With this type of classification problem, it is common to test the performance of a logistic regression model by splitting the data into a training and a test set. This means that we will choose a random subset of the data to estimate the regression coefficient (training), and we will then test the predictions on the remaining observations (test).

Randomly select 75% of the rows of the data to create the training set rice_train . Use set.seed(221).
Put the remaining 25% of the observations in the testing set called rice_test.

Exercise 4

In a logistic regression model, the log-odds of the response being “1” (or a “success”) is given by \[\log\Big(\frac{\pi_i}{1-\pi_i}\Big) = \mathbf{x}_i^\mathsf{T} \boldsymbol{\beta}\]

In this analysis a “success” is the Class “Osmancik”.

What does each \(\pi_i\) represent in the context of this analysis?
How is the probability of the response variable being “1” calculated from the log-odds? Show the mathematical steps to go from the log-odds to the probability in your response.

Exercise 5

Use rice_train to fit the logistic regression model for the response variable Class on the predictors Area and Eccentricity .

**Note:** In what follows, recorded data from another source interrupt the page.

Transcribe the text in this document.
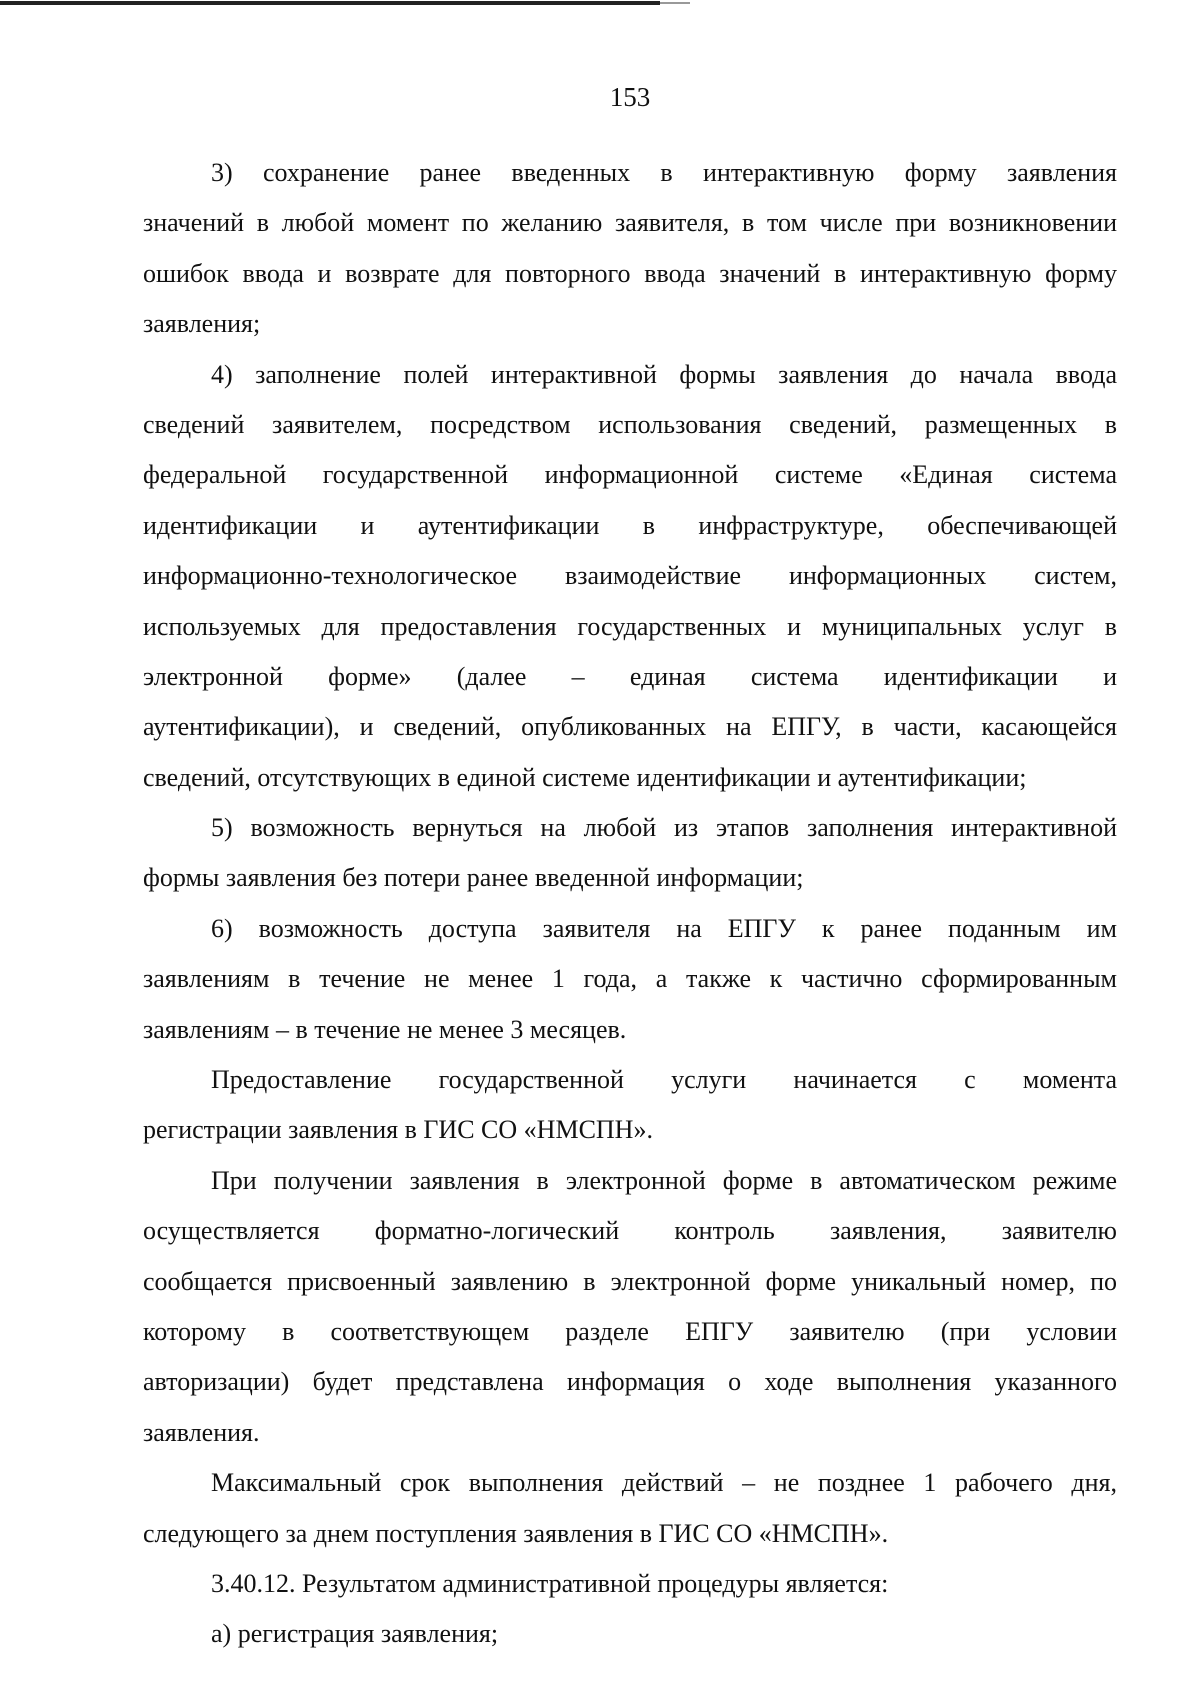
153
3) сохранение ранее введенных в интерактивную форму заявления
значений в любой момент по желанию заявителя, в том числе при возникновении
ошибок ввода и возврате для повторного ввода значений в интерактивную форму
заявления;
4) заполнение полей интерактивной формы заявления до начала ввода
сведений заявителем, посредством использования сведений, размещенных в
федеральной государственной информационной системе «Единая система
идентификации и аутентификации в инфраструктуре, обеспечивающей
информационно-технологическое взаимодействие информационных систем,
используемых для предоставления государственных и муниципальных услуг в
электронной форме» (далее – единая система идентификации и
аутентификации), и сведений, опубликованных на ЕПГУ, в части, касающейся
сведений, отсутствующих в единой системе идентификации и аутентификации;
5) возможность вернуться на любой из этапов заполнения интерактивной
формы заявления без потери ранее введенной информации;
6) возможность доступа заявителя на ЕПГУ к ранее поданным им
заявлениям в течение не менее 1 года, а также к частично сформированным
заявлениям – в течение не менее 3 месяцев.
Предоставление государственной услуги начинается с момента
регистрации заявления в ГИС СО «НМСПН».
При получении заявления в электронной форме в автоматическом режиме
осуществляется форматно-логический контроль заявления, заявителю
сообщается присвоенный заявлению в электронной форме уникальный номер, по
которому в соответствующем разделе ЕПГУ заявителю (при условии
авторизации) будет представлена информация о ходе выполнения указанного
заявления.
Максимальный срок выполнения действий – не позднее 1 рабочего дня,
следующего за днем поступления заявления в ГИС СО «НМСПН».
3.40.12. Результатом административной процедуры является:
а) регистрация заявления;
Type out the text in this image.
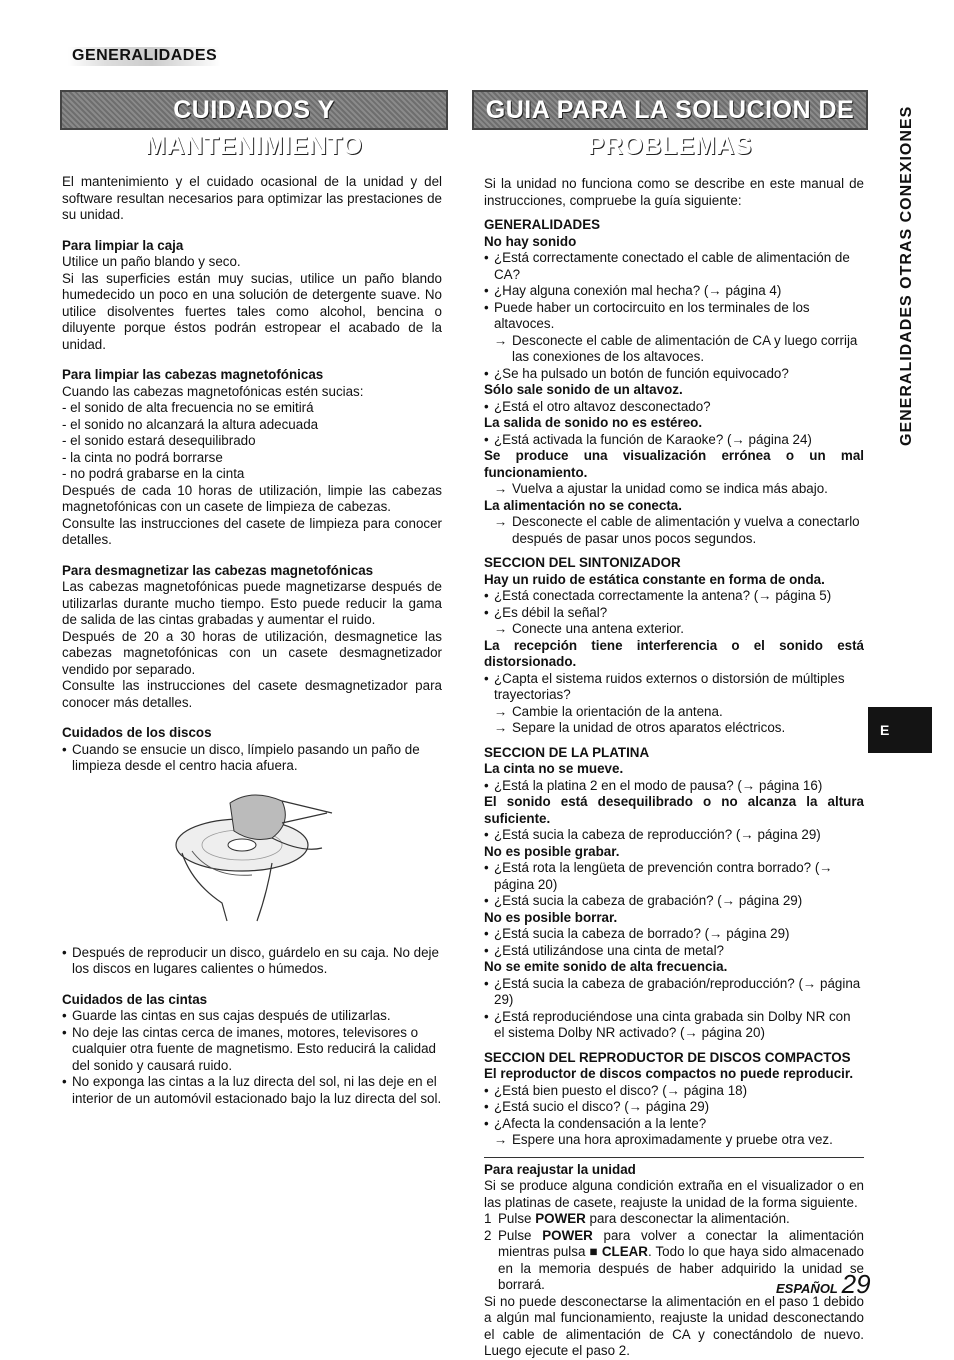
GENERALIDADES
CUIDADOS Y MANTENIMIENTO
GUIA PARA LA SOLUCION DE PROBLEMAS	GENERALIDADES OTRAS CONEXIONES
E

El mantenimiento y el cuidado ocasional de la unidad y del software resultan necesarios para optimizar las prestaciones de su unidad.

Para limpiar la caja

Utilice un paño blando y seco.

Si las superficies están muy sucias, utilice un paño blando humedecido un poco en una solución de detergente suave. No utilice disolventes fuertes tales como alcohol, bencina o diluyente porque éstos podrán estropear el acabado de la unidad.

Para limpiar las cabezas magnetofónicas

Cuando las cabezas magnetofónicas estén sucias:

- el sonido de alta frecuencia no se emitirá
- el sonido no alcanzará la altura adecuada
- el sonido estará desequilibrado
- la cinta no podrá borrarse
- no podrá grabarse en la cinta

Después de cada 10 horas de utilización, limpie las cabezas magnetofónicas con un casete de limpieza de cabezas.

Consulte las instrucciones del casete de limpieza para conocer detalles.

Para desmagnetizar las cabezas magnetofónicas

Las cabezas magnetofónicas puede magnetizarse después de utilizarlas durante mucho tiempo. Esto puede reducir la gama de salida de las cintas grabadas y aumentar el ruido.

Después de 20 a 30 horas de utilización, desmagnetice las cabezas magnetofónicas con un casete desmagnetizador vendido por separado.

Consulte las instrucciones del casete desmagnetizador para conocer más detalles.

Cuidados de los discos
• Cuando se ensucie un disco, límpielo pasando un paño de limpieza desde el centro hacia afuera.
• Después de reproducir un disco, guárdelo en su caja. No deje los discos en lugares calientes o húmedos.
Cuidados de las cintas
• Guarde las cintas en sus cajas después de utilizarlas.
• No deje las cintas cerca de imanes, motores, televisores o cualquier otra fuente de magnetismo. Esto reducirá la calidad del sonido y causará ruido.
• No exponga las cintas a la luz directa del sol, ni las deje en el interior de un automóvil estacionado bajo la luz directa del sol.

Si la unidad no funciona como se describe en este manual de instrucciones, compruebe la guía siguiente:

GENERALIDADES
No hay sonido
• ¿Está correctamente conectado el cable de alimentación de CA?
• ¿Hay alguna conexión mal hecha? (→ página 4)
• Puede haber un cortocircuito en los terminales de los altavoces.
→ Desconecte el cable de alimentación de CA y luego corrija las conexiones de los altavoces.
• ¿Se ha pulsado un botón de función equivocado?
Sólo sale sonido de un altavoz.
• ¿Está el otro altavoz desconectado?
La salida de sonido no es estéreo.
• ¿Está activada la función de Karaoke? (→ página 24)
Se produce una visualización errónea o un mal funcionamiento.
→ Vuelva a ajustar la unidad como se indica más abajo.
La alimentación no se conecta.
→ Desconecte el cable de alimentación y vuelva a conectarlo después de pasar unos pocos segundos.
SECCION DEL SINTONIZADOR
Hay un ruido de estática constante en forma de onda.
• ¿Está conectada correctamente la antena? (→ página 5)
• ¿Es débil la señal?
→ Conecte una antena exterior.
La recepción tiene interferencia o el sonido está distorsionado.
• ¿Capta el sistema ruidos externos o distorsión de múltiples trayectorias?
→ Cambie la orientación de la antena.
→ Separe la unidad de otros aparatos eléctricos.
SECCION DE LA PLATINA
La cinta no se mueve.
• ¿Está la platina 2 en el modo de pausa? (→ página 16)
El sonido está desequilibrado o no alcanza la altura suficiente.
• ¿Está sucia la cabeza de reproducción? (→ página 29)
No es posible grabar.
• ¿Está rota la lengüeta de prevención contra borrado? (→ página 20)
• ¿Está sucia la cabeza de grabación? (→ página 29)
No es posible borrar.
• ¿Está sucia la cabeza de borrado? (→ página 29)
• ¿Está utilizándose una cinta de metal?
No se emite sonido de alta frecuencia.
• ¿Está sucia la cabeza de grabación/reproducción? (→ página 29)
• ¿Está reproduciéndose una cinta grabada sin Dolby NR con el sistema Dolby NR activado? (→ página 20)
SECCION DEL REPRODUCTOR DE DISCOS COMPACTOS
El reproductor de discos compactos no puede reproducir.
• ¿Está bien puesto el disco? (→ página 18)
• ¿Está sucio el disco? (→ página 29)
• ¿Afecta la condensación a la lente?
→ Espere una hora aproximadamente y pruebe otra vez.
Para reajustar la unidad

Si se produce alguna condición extraña en el visualizador o en las platinas de casete, reajuste la unidad de la forma siguiente.

1 Pulse POWER para desconectar la alimentación.
2 Pulse POWER para volver a conectar la alimentación mientras pulsa ■ CLEAR. Todo lo que haya sido almacenado en la memoria después de haber adquirido la unidad se borrará.

Si no puede desconectarse la alimentación en el paso 1 debido a algún mal funcionamiento, reajuste la unidad desconectando el cable de alimentación de CA y conectándolo de nuevo. Luego ejecute el paso 2.

ESPAÑOL 29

Neatly display the output using 3 digits.
Does the intercept have any reasonable interpretation? If so, interpret the intercept. Otherwise explain why not.

Exercise 6

Interpret the coefficients on Area and Eccentricity in the context of the data in terms of the odds and comment on whether they are useful predictors of Class in the model.

Exercise 7

How would you expect the log-odds of the rice grain being of the Osmancik variety to change if the measures eccentricity changes from 0.85 to 0.9?
How would you expect the odds of the rice grain being of the Osmancik variety to change if the measures eccentricity changes from 0.85 to 0.9?

Exercise 8

Now let’s test our model on the test set. Use the predict() function to obtain the predicted probabilities of the rice being Osmancik for the observations in rice_test.

Exercise 9

With these estimated probabilities, we can now try to classify the rice in the test set. Choose a threshold for assigning a class to each observation based on the estimated probability. Briefly explain your reasoning for selecting the threshold, including any analysis used to make your decision.

Exercise 10

Compare the estimated class assignments you constructed with the actual classes. Comment on the result and thus the model performance.

References

Cinar, Ilkay, and Murat Koklu. 2019. “Classification of Rice Varieties Using Artificial Intelligence Methods.” International Journal of Intelligent Systems and Applications in Engineering 7 (3): 188–94.